Source: Bloomberg. Past performance may not be indicative of future results. Inflation in this chart is defined as the Personal Consumption Expenditure (“PCE”), which is a measure is the component statistic for consumption in gross domestic product (GDP) collected by the United States Bureau of Economic Analysis (BEA). It consists of the actual and imputed expenditures of households and includes data pertaining to durable and non-durable goods and services. It is essentially a measure of goods and services targeted towards individuals and consumed by individuals.
Commonly held wisdom suggests that rising inflation/interest rates hurt equities in the sense that equity valuations levels (i.e., Price to Earnings (P/E) ratios) should decline. However, this is somewhat exaggerated in that equity P/Es decline not just on higher interest rates, but also on elevated risks, such as Fed tightening (i.e., increase in Fed Funds rates) or economic weakness. Neither of those risks appear to be an imminent threat.
Regarding Fed tightening, the Federal Reserve is on record stating that they have entered a new era regarding inflation expectations. Historically, they have determined that inflation should be 2%, thereby starting to increase rates prior to those levels. The end result has been that inflation has rarely actually hit and held at the 2% level as seen in the provided exhibit. This also suggests that economic growth could have been stronger if the Fed let inflation climb higher. The new Fed policy entails an “average inflation” targeting at or above 2%. This means they will let inflation run longer and hotter before raising Fed Funds rates in an effort to curb inflation and slow the economy. The end result is a Fed induced economic slowdown is not an imminent threat.

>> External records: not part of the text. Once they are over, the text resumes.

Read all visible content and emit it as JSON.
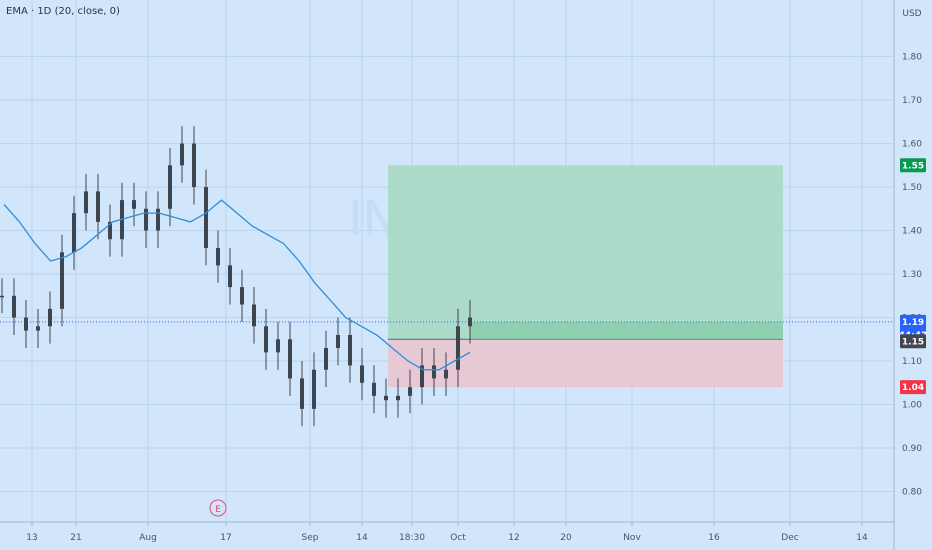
{
  "legend": {
    "label": "EMA · 1D (20, close, 0)"
  },
  "watermark": "INPX, 1h",
  "currency": "USD",
  "colors": {
    "background": "#d1e5fb",
    "grid": "#bcd4ee",
    "candle": "#3d4650",
    "ema": "#2f8fd8",
    "profit_zone": "#a9d9c3",
    "loss_zone": "#e9c4d0",
    "current_price_line": "#2962ff",
    "badge_target": "#089950",
    "badge_current": "#2962ff",
    "badge_entry": "#434651",
    "badge_stop": "#f23645"
  },
  "chart_data": {
    "type": "line",
    "title": "",
    "y_tick_labels": [
      "0.80",
      "0.90",
      "1.00",
      "1.10",
      "1.20",
      "1.30",
      "1.40",
      "1.50",
      "1.60",
      "1.70",
      "1.80"
    ],
    "ylim": [
      0.73,
      1.93
    ],
    "x_tick_labels": [
      "13",
      "21",
      "Aug",
      "17",
      "Sep",
      "14",
      "18:30",
      "Oct",
      "12",
      "20",
      "Nov",
      "16",
      "Dec",
      "14"
    ],
    "ema_series": {
      "name": "EMA · 1D (20, close, 0)",
      "values": [
        1.46,
        1.42,
        1.37,
        1.33,
        1.34,
        1.36,
        1.39,
        1.42,
        1.43,
        1.44,
        1.44,
        1.43,
        1.42,
        1.44,
        1.47,
        1.44,
        1.41,
        1.39,
        1.37,
        1.33,
        1.28,
        1.24,
        1.2,
        1.18,
        1.16,
        1.13,
        1.1,
        1.08,
        1.08,
        1.1,
        1.12
      ]
    },
    "price_series": {
      "name": "INPX",
      "values": [
        1.25,
        1.2,
        1.17,
        1.18,
        1.22,
        1.35,
        1.44,
        1.49,
        1.42,
        1.38,
        1.47,
        1.45,
        1.4,
        1.45,
        1.55,
        1.6,
        1.5,
        1.36,
        1.32,
        1.27,
        1.23,
        1.18,
        1.12,
        1.15,
        1.06,
        0.99,
        1.08,
        1.13,
        1.16,
        1.09,
        1.05,
        1.02,
        1.01,
        1.02,
        1.04,
        1.09,
        1.06,
        1.08,
        1.18,
        1.2
      ]
    },
    "position": {
      "target_price": 1.55,
      "entry_price": 1.15,
      "stop_price": 1.04
    },
    "last_price": 1.19,
    "badges": {
      "target": "1.55",
      "current": "1.19",
      "countdown": "44:43",
      "entry": "1.15",
      "stop": "1.04"
    },
    "event_marker": {
      "label": "E"
    },
    "grid": true
  }
}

These factors and others suggest we are early in a new economic expansion with lots of economic tailwinds.
It is important to note that domestic corporate earnings (i.e., S&P 500) and prices generally peak at the end of expansions. As we appear to be at the beginning of a new economic expansion, this suggests a longer road ahead for equities. While a recent approximate 4% slide in domestic equities is unnerving, it should be considered in the context that the S&P 500 averages 3 to 4 declines per year of over 5%. Interest rates should continue to increase, but risk assets are still currently poised for more gains. Fixed income should continue to be considered for its overall lower risk anchor in portfolios. And, there are still some areas within fixed income that are relatively attractive.
Our investment team continues evaluate and will provide updates as newsworthy events unfold. In the meantime, please contact your CWM Advisor or any member of your CWM wealth advisory team for any additional guidance or answers to any questions you may have.
U.S. 10-Year Treasury: A bond issued by U.S. government for borrowing money; it is widely accepted as a proxy for many other important financial matters, such as mortgage rates.
S&P 500: Widely regarded as the best single gauge of large-cap U.S. equities. There is over USD 9.9 trillion indexed or benchmarked to the index, with indexed assets comprising approximately USD 3.4 trillion of this total. The index includes 500 leading companies and covers approximately 80% of available market capitalization.
P/E Ratio: is the ratio for valuing a company that measures its current share price relative to its per-share earnings.